Leader: It's time for a data breach disclosure law

If there's one lesson to come out of the catastrophic (government's own words) data breach at HM Revenue & Customs (HMRC) this week, it's surely now is the time for a data breach disclosure law.

silicon.com's Full Disclosure campaign has been calling for such a law to follow the example set in the US.

The original California law - known as SB 1386 - obliges Californian state agencies or private sector businesses to disclose data security breaches to residents if their unencrypted personal information may have been compromised. The law has since been adopted by other US states.

silicon.com's Full Disclosure campaign - what we are asking for...

silicon.com wants the government to review its data protection legislation and improve the reporting of information security breaches in the public and private sectors.

We are calling for greater public debate and for the government to consider legislation that would require organisations that suffer information security breaches to alert their customers if there is a chance the breach has put individuals' sensitive personal data at risk.

We want to hear your views about this campaign and the issues it raises. Make your voice heard by leaving a Reader Comment below or emailing us at editorial@silicon.com.

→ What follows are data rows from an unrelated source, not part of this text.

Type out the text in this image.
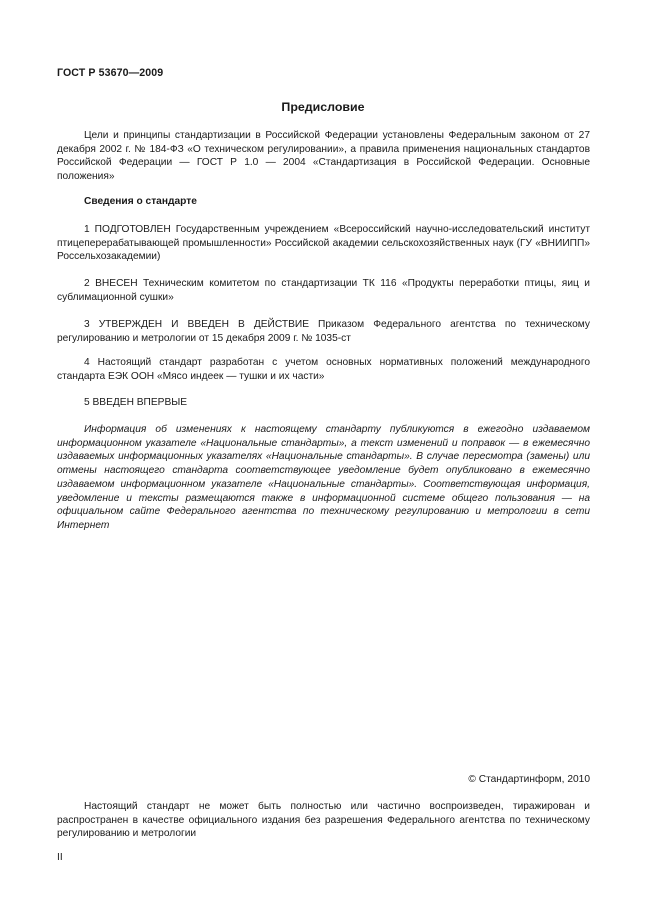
ГОСТ Р 53670—2009
Предисловие

Цели и принципы стандартизации в Российской Федерации установлены Федеральным законом от 27 декабря 2002 г. № 184-ФЗ «О техническом регулировании», а правила применения национальных стандартов Российской Федерации — ГОСТ Р 1.0 — 2004 «Стандартизация в Российской Федерации. Основные положения»

Сведения о стандарте

1 ПОДГОТОВЛЕН Государственным учреждением «Всероссийский научно-исследовательский институт птицеперерабатывающей промышленности» Российской академии сельскохозяйственных наук (ГУ «ВНИИПП» Россельхозакадемии)

2 ВНЕСЕН Техническим комитетом по стандартизации ТК 116 «Продукты переработки птицы, яиц и сублимационной сушки»

3 УТВЕРЖДЕН И ВВЕДЕН В ДЕЙСТВИЕ Приказом Федерального агентства по техническому регулированию и метрологии от 15 декабря 2009 г. № 1035-ст

4 Настоящий стандарт разработан с учетом основных нормативных положений международного стандарта ЕЭК ООН «Мясо индеек — тушки и их части»

5 ВВЕДЕН ВПЕРВЫЕ

Информация об изменениях к настоящему стандарту публикуются в ежегодно издаваемом информационном указателе «Национальные стандарты», а текст изменений и поправок — в ежемесячно издаваемых информационных указателях «Национальные стандарты». В случае пересмотра (замены) или отмены настоящего стандарта соответствующее уведомление будет опубликовано в ежемесячно издаваемом информационном указателе «Национальные стандарты». Соответствующая информация, уведомление и тексты размещаются также в информационной системе общего пользования — на официальном сайте Федерального агентства по техническому регулированию и метрологии в сети Интернет

© Стандартинформ, 2010

Настоящий стандарт не может быть полностью или частично воспроизведен, тиражирован и распространен в качестве официального издания без разрешения Федерального агентства по техническому регулированию и метрологии

II
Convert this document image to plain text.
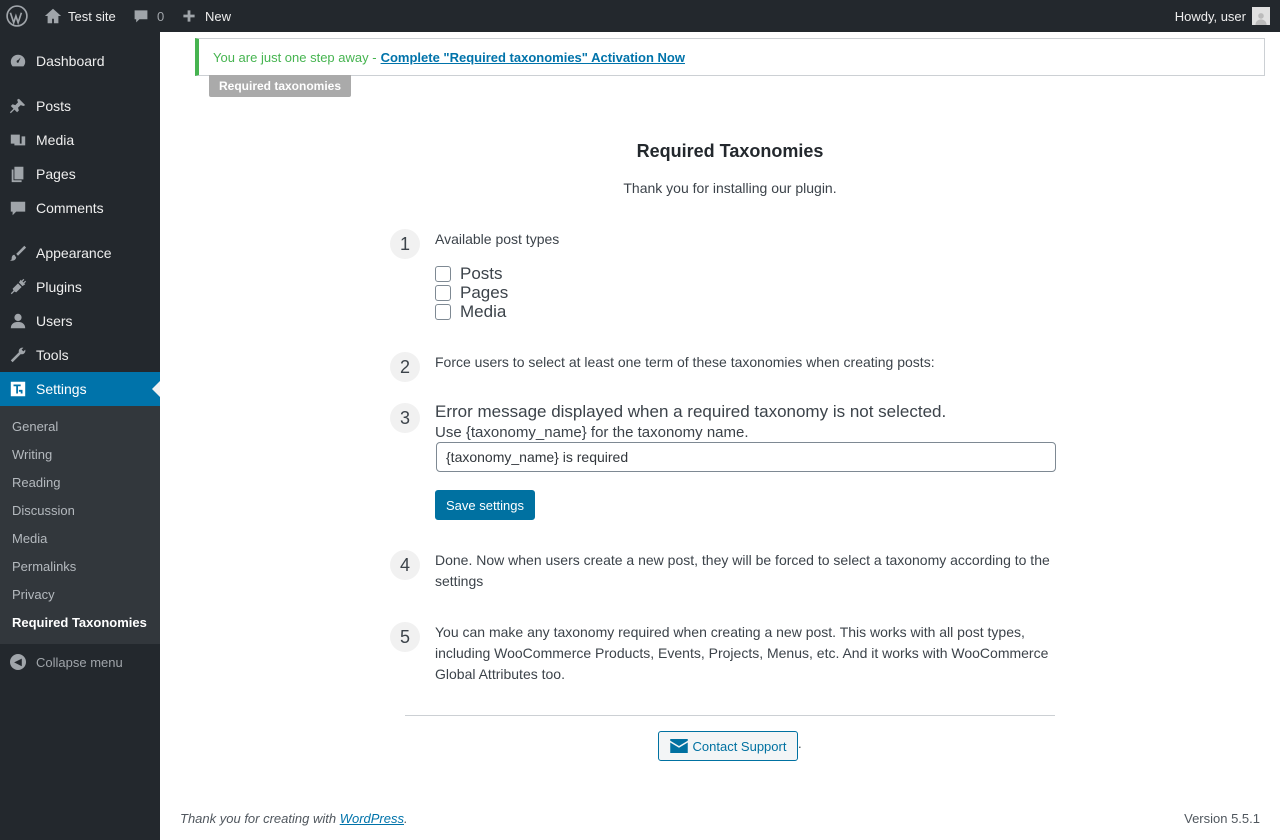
Test site	0	New	Howdy, user
Dashboard
Posts
Media
Pages
Comments
Appearance
Plugins
Users
Tools
Settings
General
Writing
Reading
Discussion
Media
Permalinks
Privacy
Required Taxonomies
◀	Collapse menu
You are just one step away - Complete "Required taxonomies" Activation Now
Required taxonomies
Required Taxonomies
Thank you for installing our plugin.
1	Available post types
Posts
Pages
Media
2	Force users to select at least one term of these taxonomies when creating posts:
3	Error message displayed when a required taxonomy is not selected.
Use {taxonomy_name} for the taxonomy name.
{taxonomy_name} is required
Save settings
4	Done. Now when users create a new post, they will be forced to select a taxonomy according to the settings
5	You can make any taxonomy required when creating a new post. This works with all post types, including WooCommerce Products, Events, Projects, Menus, etc. And it works with WooCommerce Global Attributes too.
Contact Support .
Thank you for creating with WordPress.	Version 5.5.1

The HMRC data breach - in which the unencrypted details of 25 million people on the child benefit database were downloaded by a junior official onto a CD and sent, unregistered and unrecorded, by post to the National Audit Office - highlights the security dangers posed by the proliferation of government databases housing millions of records containing sensitive personal information.

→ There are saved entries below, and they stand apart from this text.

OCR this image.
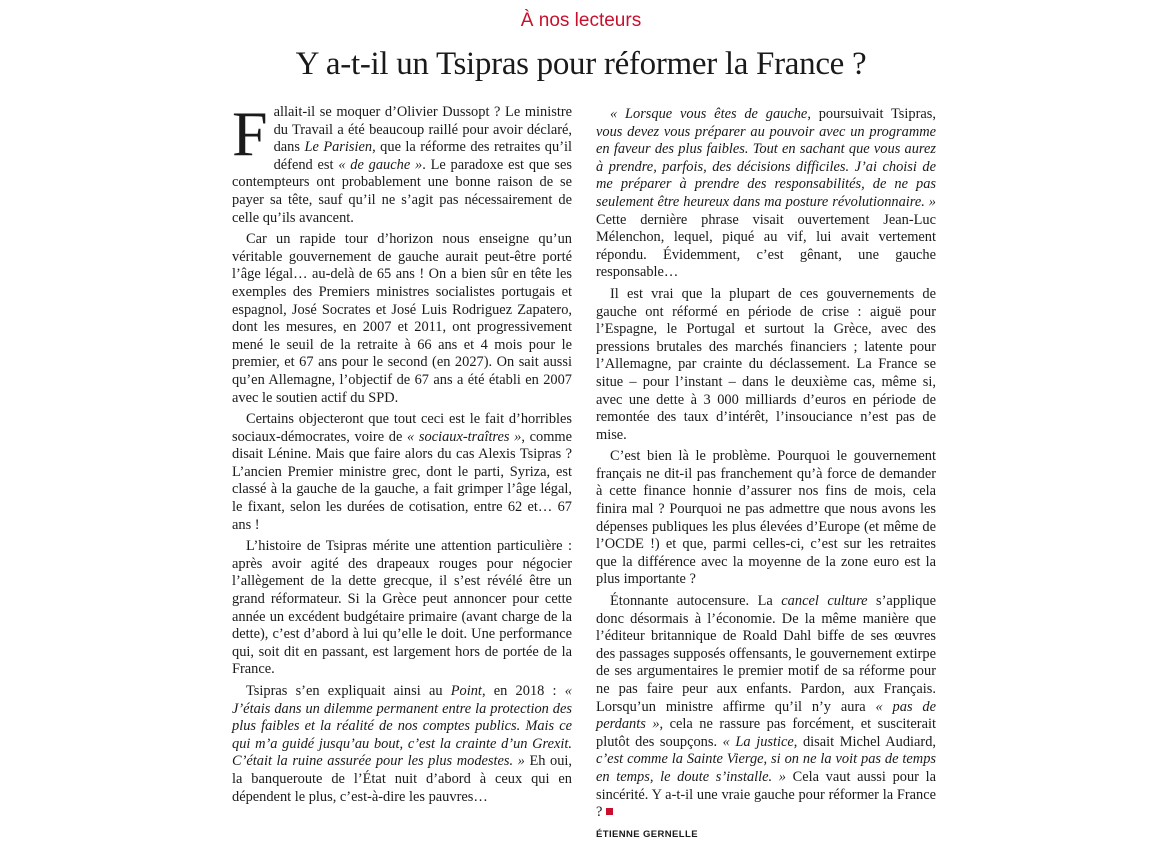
À nos lecteurs
Y a-t-il un Tsipras pour réformer la France ?

Fallait-il se moquer d’Olivier Dussopt ? Le ministre du Travail a été beaucoup raillé pour avoir déclaré, dans Le Parisien, que la réforme des retraites qu’il défend est « de gauche ». Le paradoxe est que ses contempteurs ont probablement une bonne raison de se payer sa tête, sauf qu’il ne s’agit pas nécessairement de celle qu’ils avancent.

Car un rapide tour d’horizon nous enseigne qu’un véritable gouvernement de gauche aurait peut-être porté l’âge légal… au-delà de 65 ans ! On a bien sûr en tête les exemples des Premiers ministres socialistes portugais et espagnol, José Socrates et José Luis Rodriguez Zapatero, dont les mesures, en 2007 et 2011, ont progressivement mené le seuil de la retraite à 66 ans et 4 mois pour le premier, et 67 ans pour le second (en 2027). On sait aussi qu’en Allemagne, l’objectif de 67 ans a été établi en 2007 avec le soutien actif du SPD.

Certains objecteront que tout ceci est le fait d’horribles sociaux-démocrates, voire de « sociaux-traîtres », comme disait Lénine. Mais que faire alors du cas Alexis Tsipras ? L’ancien Premier ministre grec, dont le parti, Syriza, est classé à la gauche de la gauche, a fait grimper l’âge légal, le fixant, selon les durées de cotisation, entre 62 et… 67 ans !

L’histoire de Tsipras mérite une attention particulière : après avoir agité des drapeaux rouges pour négocier l’allègement de la dette grecque, il s’est révélé être un grand réformateur. Si la Grèce peut annoncer pour cette année un excédent budgétaire primaire (avant charge de la dette), c’est d’abord à lui qu’elle le doit. Une performance qui, soit dit en passant, est largement hors de portée de la France.

Tsipras s’en expliquait ainsi au Point, en 2018 : « J’étais dans un dilemme permanent entre la protection des plus faibles et la réalité de nos comptes publics. Mais ce qui m’a guidé jusqu’au bout, c’est la crainte d’un Grexit. C’était la ruine assurée pour les plus modestes. » Eh oui, la banqueroute de l’État nuit d’abord à ceux qui en dépendent le plus, c’est-à-dire les pauvres…

« Lorsque vous êtes de gauche, poursuivait Tsipras, vous devez vous préparer au pouvoir avec un programme en faveur des plus faibles. Tout en sachant que vous aurez à prendre, parfois, des décisions difficiles. J’ai choisi de me préparer à prendre des responsabilités, de ne pas seulement être heureux dans ma posture révolutionnaire. » Cette dernière phrase visait ouvertement Jean-Luc Mélenchon, lequel, piqué au vif, lui avait vertement répondu. Évidemment, c’est gênant, une gauche responsable…

Il est vrai que la plupart de ces gouvernements de gauche ont réformé en période de crise : aiguë pour l’Espagne, le Portugal et surtout la Grèce, avec des pressions brutales des marchés financiers ; latente pour l’Allemagne, par crainte du déclassement. La France se situe – pour l’instant – dans le deuxième cas, même si, avec une dette à 3 000 milliards d’euros en période de remontée des taux d’intérêt, l’insouciance n’est pas de mise.

C’est bien là le problème. Pourquoi le gouvernement français ne dit-il pas franchement qu’à force de demander à cette finance honnie d’assurer nos fins de mois, cela finira mal ? Pourquoi ne pas admettre que nous avons les dépenses publiques les plus élevées d’Europe (et même de l’OCDE !) et que, parmi celles-ci, c’est sur les retraites que la différence avec la moyenne de la zone euro est la plus importante ?

Étonnante autocensure. La cancel culture s’applique donc désormais à l’économie. De la même manière que l’éditeur britannique de Roald Dahl biffe de ses œuvres des passages supposés offensants, le gouvernement extirpe de ses argumentaires le premier motif de sa réforme pour ne pas faire peur aux enfants. Pardon, aux Français. Lorsqu’un ministre affirme qu’il n’y aura « pas de perdants », cela ne rassure pas forcément, et susciterait plutôt des soupçons. « La justice, disait Michel Audiard, c’est comme la Sainte Vierge, si on ne la voit pas de temps en temps, le doute s’installe. » Cela vaut aussi pour la sincérité. Y a-t-il une vraie gauche pour réformer la France ?

ÉTIENNE GERNELLE
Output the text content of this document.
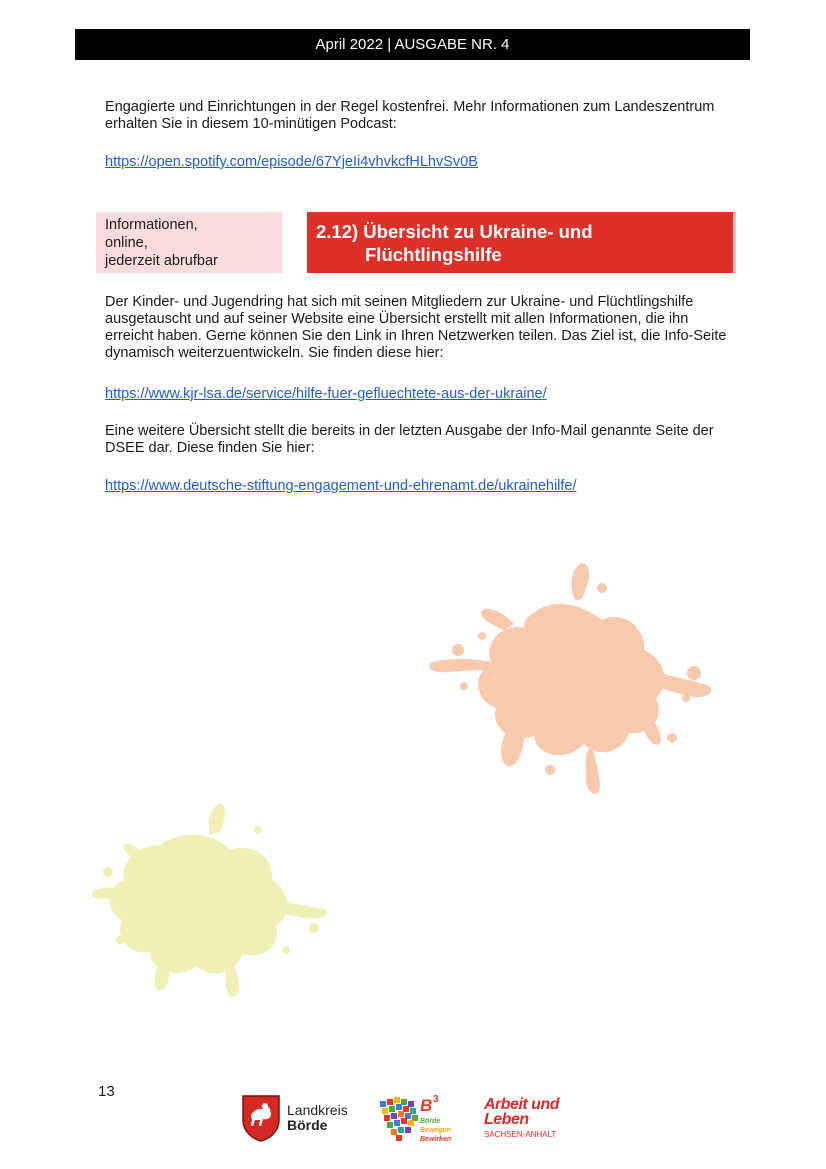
April 2022 | AUSGABE NR. 4

Engagierte und Einrichtungen in der Regel kostenfrei. Mehr Informationen zum Landeszentrum erhalten Sie in diesem 10-minütigen Podcast:

https://open.spotify.com/episode/67YjeIi4vhvkcfHLhvSv0B
Informationen,
online,
jederzeit abrufbar
2.12) Übersicht zu Ukraine- und
Flüchtlingshilfe

Der Kinder- und Jugendring hat sich mit seinen Mitgliedern zur Ukraine- und Flüchtlingshilfe ausgetauscht und auf seiner Website eine Übersicht erstellt mit allen Informationen, die ihn erreicht haben. Gerne können Sie den Link in Ihren Netzwerken teilen. Das Ziel ist, die Info-Seite dynamisch weiterzuentwickeln. Sie finden diese hier:

https://www.kjr-lsa.de/service/hilfe-fuer-gefluechtete-aus-der-ukraine/

Eine weitere Übersicht stellt die bereits in der letzten Ausgabe der Info-Mail genannte Seite der DSEE dar. Diese finden Sie hier:

https://www.deutsche-stiftung-engagement-und-ehrenamt.de/ukrainehilfe/
13
Landkreis
Börde
B 3
Börde
Bewegen
Bewirken
Arbeit und
Leben
SACHSEN-ANHALT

The proposed national identity register for the ID card scheme will store even more data, including biometric information - what happens if your fingerprint records fall into the hands of identity thieves?

The national electronic medical record system will also need to provide access to around 300,000 NHS staff - but there are surely no security procedures in the world to prevent rogue workers with access doing bad things?

And what about the private sector? The government was forced to come clean on this breach because of the sheer scale and seriousness of it and accountability to Parliament, but there is no such obligation for the thousands of businesses who collect and store vast amounts of our personal information.

The Prime Minister's decision to allow the Information Commissioner to make spot checks on data storage and security at government departments is welcome but it's too little too late.

The HMRC blunder is just the latest of a number of high-profile data breaches which have eroded public faith in the ability of government and businesses to protect their information - and it is vital changes are made to restore that faith. That is why we need full disclosure laws - now.